Тогда я поняла, что на этой истории сломалась. Я любила Историчку, но это был внутренний слом. Я должна была об этом написать, выступить, но где?

ГПИБ
 

Следующим этапом после окончания философского факультета оказалась открытая дверь в никуда. На дворе стоял 1982 год, у меня был ребенок и молодой муж, который тоже не знал, где найти работу. У него было библиотечное образование, но он не хотел иметь никакого отношения к советской власти. Он всю жизнь увлекался довольно странной вещью — собирал разные детали военной одежды: значки, пуговки и т. д., он и сейчас главред журнала «Старый Цейхгауз». Он из Исторички тоже, там мы встретились. Он был внуком поэта Владимира Луговского, что во многом потом определило мою судьбу.

В 2000-х годах я сделала небольшую книжечку «Достоевский». У меня все-таки был очень хороший учительский опыт, дети слушали «Преступление и наказание» как сверхроман. Я любила их Достоевским запутывать так, что они, подростки, просто превращались в его фанатов. И я сделала книжку как философский роман, сделанный из кусочков. А вслед за этим в издательстве «Аграф» я выпустила книгу «Ермолинский» и «Луговская», сделанную на основании их семейных архивов. Хотя у меня была уже другая семья. Затем начался разбор архива в Лаврушинском в квартире Владимира Луговского.

Мария Владимировна Седова — его дочь, сказала мне: «Архив отца весь находится в его квартире. Не посмотришь ли ты?». Это было очень интересно. Луговской собирал все — до трамвайных билетов. И я туда провалилась, но следующие книги стали расти уже потом.

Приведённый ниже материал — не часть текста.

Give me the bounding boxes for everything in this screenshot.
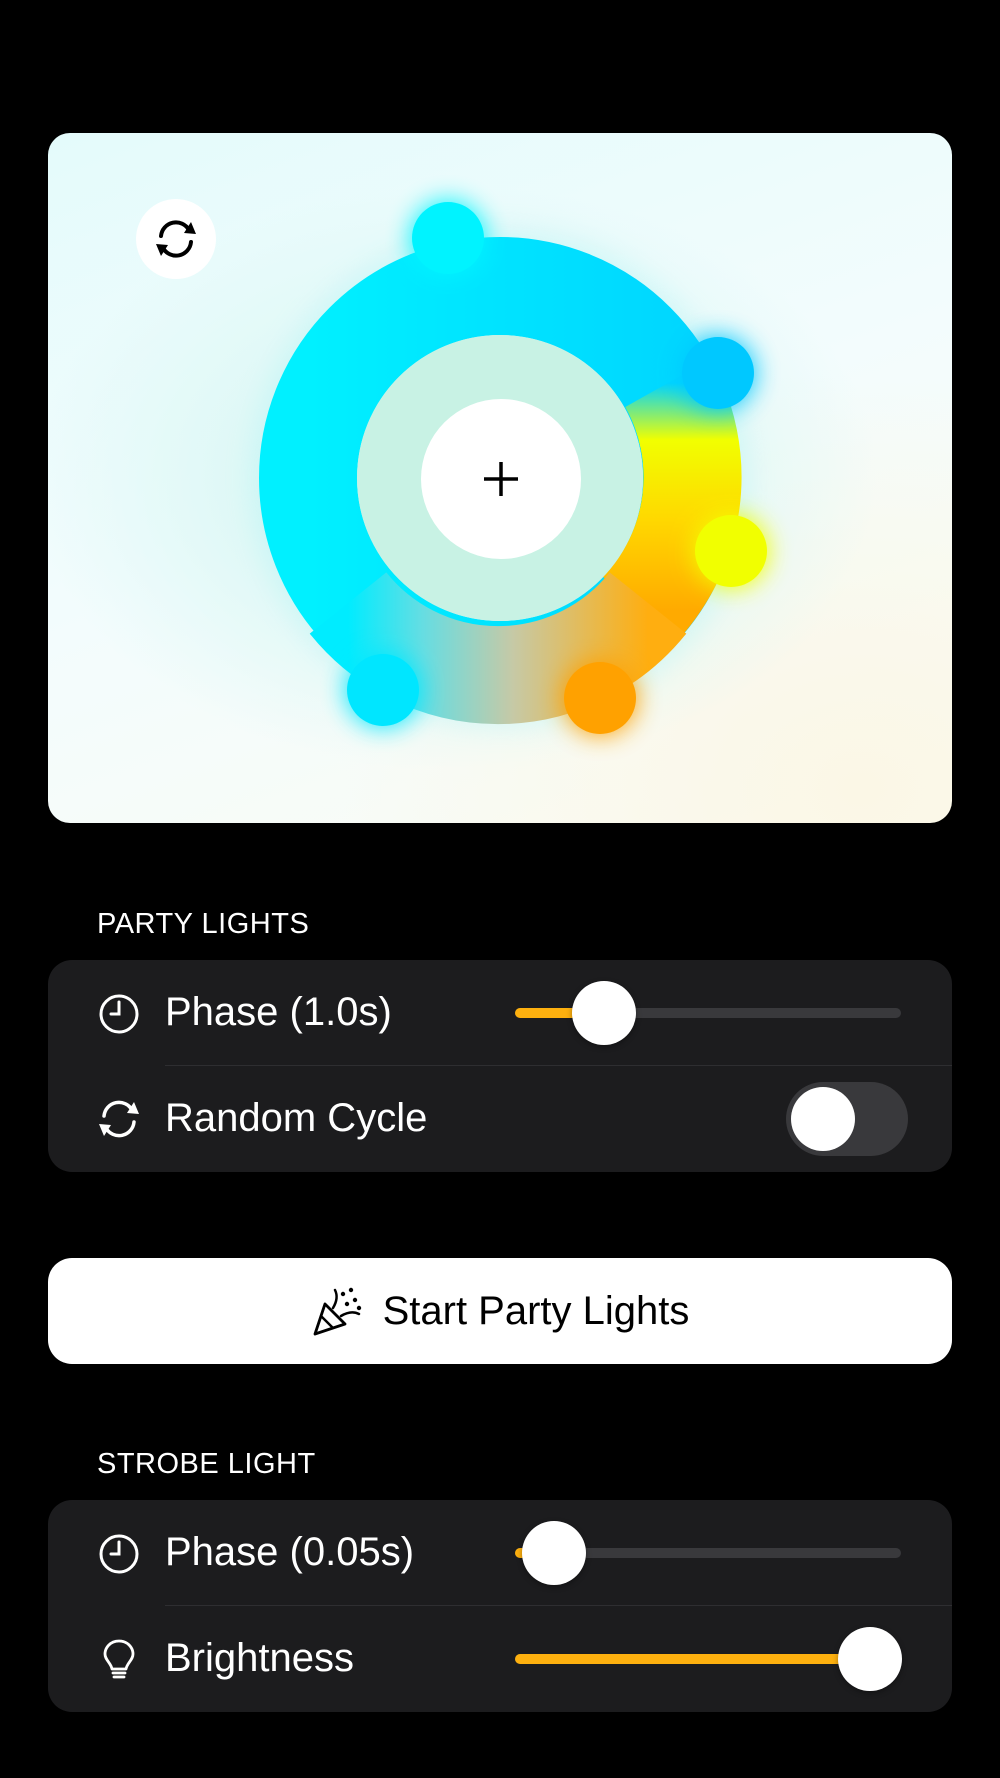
strobe-phase-slider[interactable] [515,1521,901,1585]
strobe-light-group: Phase (0.05s) Brightness [48,1500,952,1712]
arrow-cycle-icon [99,1100,139,1138]
brightness-row: Brightness [48,1606,952,1712]
brightness-label: Brightness [165,1636,354,1680]
party-lights-header: PARTY LIGHTS [97,908,310,940]
color-handle-2[interactable] [682,337,754,409]
brightness-slider[interactable] [515,1627,902,1691]
color-handle-3[interactable] [695,515,767,587]
wheel-segment-yellow [602,359,742,646]
toggle-knob [791,1087,855,1151]
party-lights-group: Phase (1.0s) Random Cycle [48,960,952,1172]
slider-thumb[interactable] [572,981,636,1045]
random-cycle-label: Random Cycle [165,1096,428,1140]
color-handle-5[interactable] [347,654,419,726]
party-phase-label: Phase (1.0s) [165,990,392,1034]
party-phase-slider[interactable] [515,981,901,1045]
clock-icon [99,994,139,1034]
color-handle-4[interactable] [564,662,636,734]
slider-thumb[interactable] [838,1627,902,1691]
party-popper-icon [313,1287,361,1336]
slider-thumb[interactable] [522,1521,586,1585]
strobe-light-header: STROBE LIGHT [97,1448,316,1480]
random-cycle-row: Random Cycle [48,1066,952,1172]
strobe-phase-row: Phase (0.05s) [48,1500,952,1606]
cycle-colors-button[interactable] [136,199,216,279]
arrow-cycle-icon [156,220,196,258]
color-wheel-card [48,133,952,823]
random-cycle-toggle[interactable] [786,1082,908,1156]
party-phase-row: Phase (1.0s) [48,960,952,1066]
clock-icon [99,1534,139,1574]
strobe-phase-label: Phase (0.05s) [165,1530,415,1574]
slider-fill [515,1654,870,1664]
start-party-lights-label: Start Party Lights [382,1288,690,1333]
start-party-lights-button[interactable]: Start Party Lights [48,1258,952,1364]
lightbulb-icon [103,1639,135,1679]
add-color-button[interactable] [421,399,581,559]
color-handle-1[interactable] [412,202,484,274]
plus-icon [484,462,518,496]
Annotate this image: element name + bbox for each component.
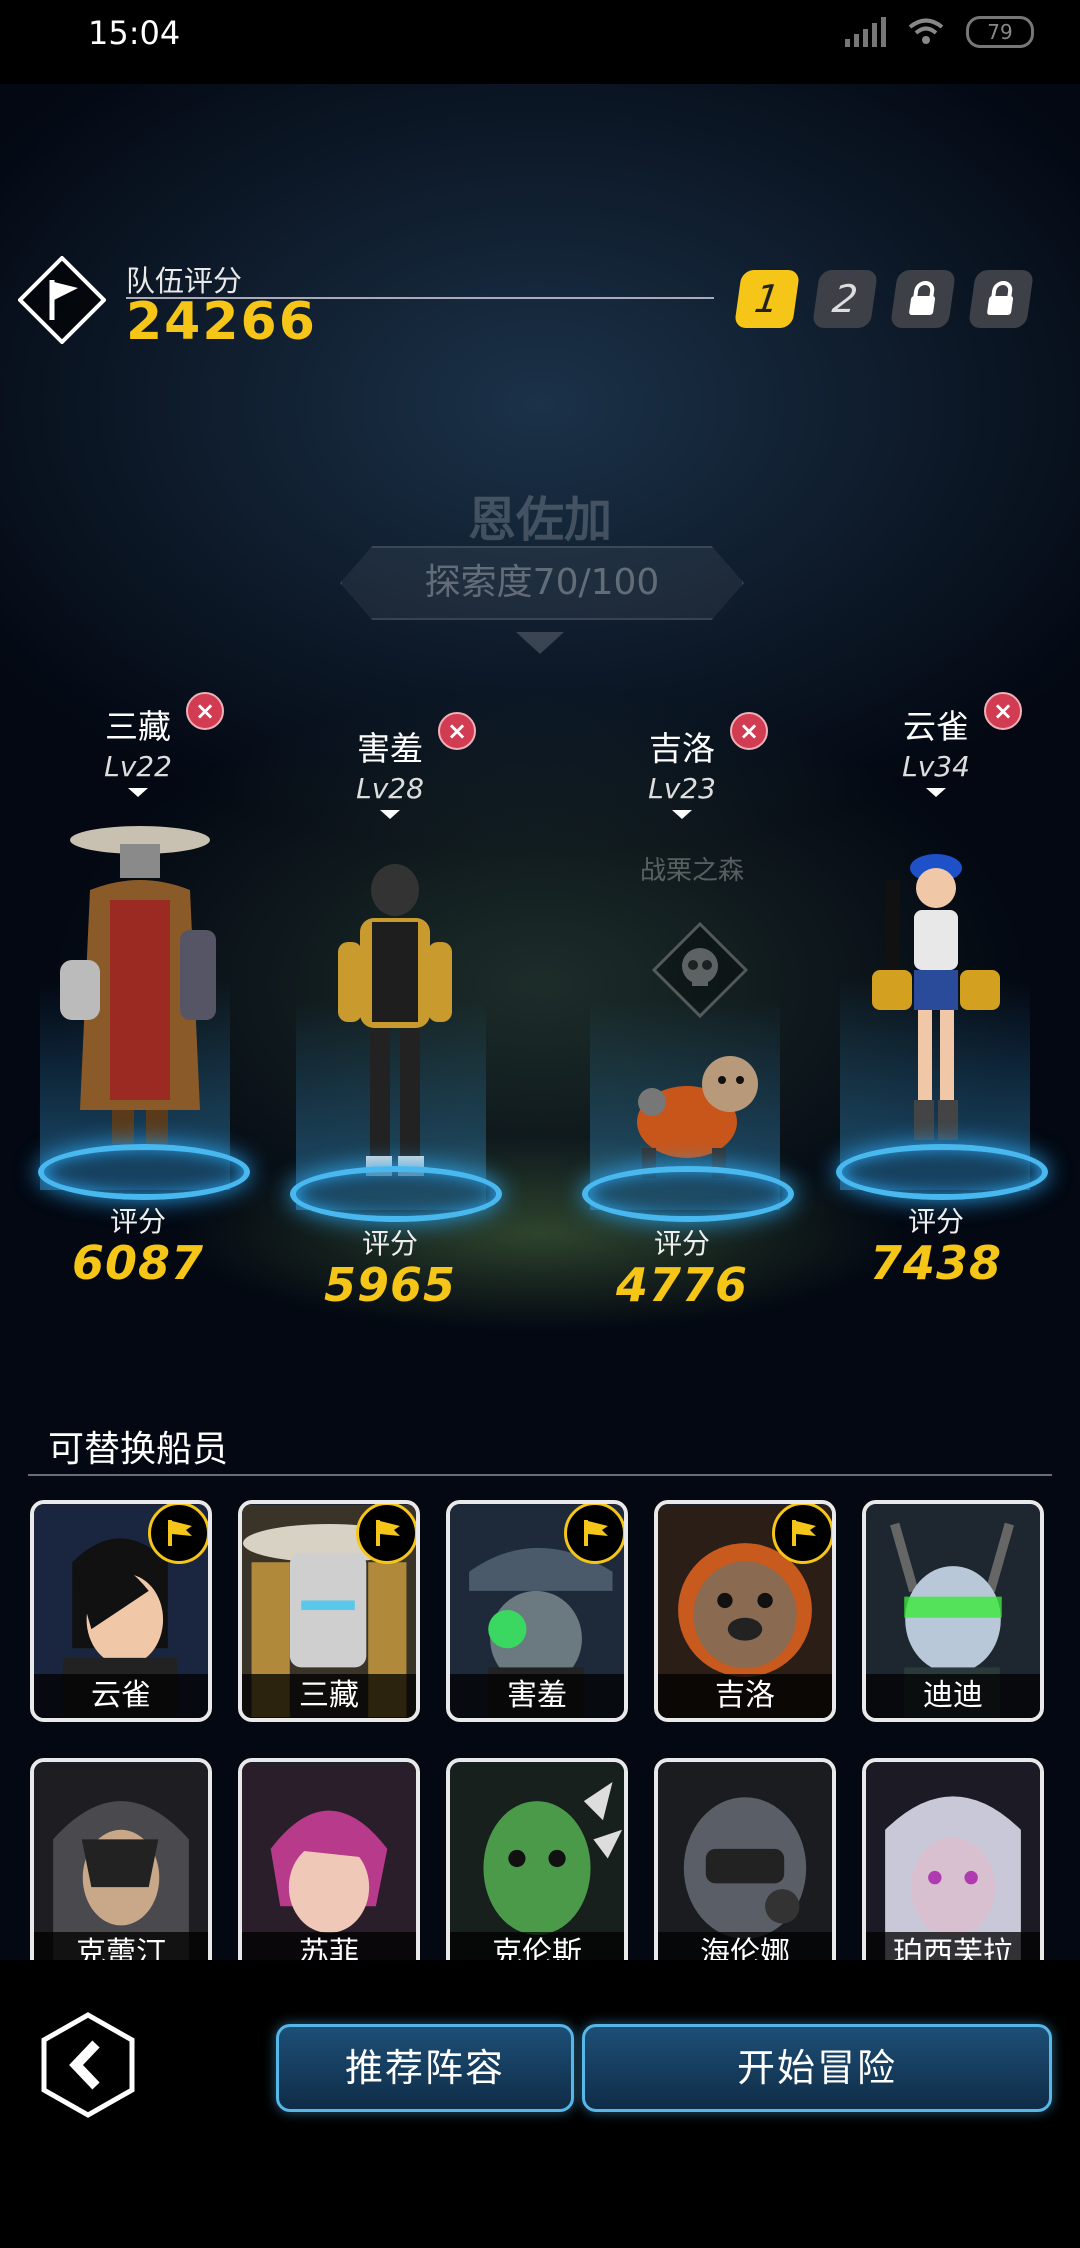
status-bar: 15:04 79 — [0, 0, 1080, 84]
crew-name: 吉洛 — [658, 1674, 832, 1718]
crew-card[interactable]: 害羞 — [446, 1500, 628, 1722]
team-member-1[interactable]: 三藏 × Lv22 评分 6087 — [18, 692, 258, 1300]
swap-crew-title: 可替换船员 — [48, 1429, 229, 1470]
crew-name: 克伦斯 — [450, 1932, 624, 1960]
crew-name: 迪迪 — [866, 1674, 1040, 1718]
remove-member-icon[interactable]: × — [438, 712, 476, 750]
crew-card[interactable]: 海伦娜 — [654, 1758, 836, 1960]
member-level: Lv34 — [902, 750, 970, 783]
member-score-label: 评分 — [361, 1227, 418, 1260]
start-adventure-button[interactable]: 开始冒险 — [582, 2024, 1052, 2112]
character-sanzang — [60, 826, 216, 1144]
crew-card[interactable]: 克伦斯 — [446, 1758, 628, 1960]
crew-name: 海伦娜 — [658, 1932, 832, 1960]
status-time: 15:04 — [88, 14, 181, 52]
team-slot-3-locked[interactable] — [889, 270, 957, 328]
member-score-value: 6087 — [71, 1236, 205, 1290]
crew-card[interactable]: 吉洛 — [654, 1500, 836, 1722]
crew-portrait — [658, 1762, 832, 1960]
crew-name: 苏菲 — [242, 1932, 416, 1960]
member-level: Lv28 — [356, 772, 424, 805]
swap-divider — [28, 1474, 1052, 1476]
member-score-value: 4776 — [615, 1258, 749, 1312]
team-slot-tabs: 1 2 — [733, 270, 1035, 328]
crew-portrait — [450, 1762, 624, 1960]
crew-card[interactable]: 珀西芙拉 — [862, 1758, 1044, 1960]
team-flag-icon — [18, 256, 106, 344]
team-member-3[interactable]: 吉洛 × Lv23 评分 4776 — [562, 712, 802, 1322]
character-platform — [836, 1144, 1048, 1200]
remove-member-icon[interactable]: × — [730, 712, 768, 750]
location-name: 恩佐加 — [467, 492, 612, 548]
in-team-flag-icon — [148, 1504, 208, 1564]
crew-portrait — [242, 1762, 416, 1960]
remove-member-icon[interactable]: × — [186, 692, 224, 730]
team-member-2[interactable]: 害羞 × Lv28 评分 5965 — [270, 712, 510, 1322]
team-slot-1[interactable]: 1 — [733, 270, 801, 328]
battery-icon: 79 — [966, 16, 1034, 48]
crew-name: 云雀 — [34, 1674, 208, 1718]
team-member-4[interactable]: 云雀 × Lv34 评分 7438 — [816, 692, 1056, 1300]
character-yunque — [872, 854, 1000, 1140]
in-team-flag-icon — [772, 1504, 832, 1564]
lock-icon — [987, 281, 1014, 315]
crew-portrait — [34, 1762, 208, 1960]
crew-name: 害羞 — [450, 1674, 624, 1718]
character-platform — [582, 1166, 794, 1222]
character-platform — [290, 1166, 502, 1222]
member-score-label: 评分 — [109, 1205, 166, 1238]
team-score-value: 24266 — [126, 292, 317, 352]
crew-card[interactable]: 克蕾汀 — [30, 1758, 212, 1960]
member-score-value: 7438 — [869, 1236, 1003, 1290]
member-score-label: 评分 — [653, 1227, 710, 1260]
member-score-value: 5965 — [323, 1258, 457, 1312]
exploration-progress: 探索度70/100 — [340, 546, 744, 620]
in-team-flag-icon — [564, 1504, 624, 1564]
crew-grid: 云雀 三藏 害羞 吉洛 迪迪 克蕾汀 苏菲 克伦斯 海伦娜 珀西芙拉 — [30, 1500, 1060, 1960]
remove-member-icon[interactable]: × — [984, 692, 1022, 730]
in-team-flag-icon — [356, 1504, 416, 1564]
crew-card[interactable]: 迪迪 — [862, 1500, 1044, 1722]
team-slot-2[interactable]: 2 — [811, 270, 879, 328]
character-platform — [38, 1144, 250, 1200]
explore-arrow-icon — [516, 632, 564, 654]
recommend-lineup-button[interactable]: 推荐阵容 — [276, 2024, 574, 2112]
character-jiluo — [637, 1056, 758, 1178]
crew-name: 克蕾汀 — [34, 1932, 208, 1960]
crew-portrait — [866, 1762, 1040, 1960]
wifi-icon — [908, 18, 944, 44]
lock-icon — [909, 281, 936, 315]
signal-icon — [845, 17, 886, 47]
crew-name: 三藏 — [242, 1674, 416, 1718]
crew-card[interactable]: 云雀 — [30, 1500, 212, 1722]
member-level: Lv22 — [104, 750, 172, 783]
crew-name: 珀西芙拉 — [866, 1932, 1040, 1960]
member-score-label: 评分 — [907, 1205, 964, 1238]
crew-card[interactable]: 三藏 — [238, 1500, 420, 1722]
character-haixiu — [338, 864, 452, 1176]
team-slot-4-locked[interactable] — [967, 270, 1035, 328]
back-button[interactable] — [40, 2012, 136, 2118]
member-level: Lv23 — [648, 772, 716, 805]
crew-card[interactable]: 苏菲 — [238, 1758, 420, 1960]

Когда я разбирала архив Татьяны Луговской — множество сюжетов крутилось вокруг Ташкента, Ахматовой, Н. Я. Мандельштам, Елены Булгаковой и множества других известных людей. Но я не понимала, почему Ташкент так много значил для них? 

Но, главное, как они там все вместе оказались? Надо было найти ответы на эти вопросы.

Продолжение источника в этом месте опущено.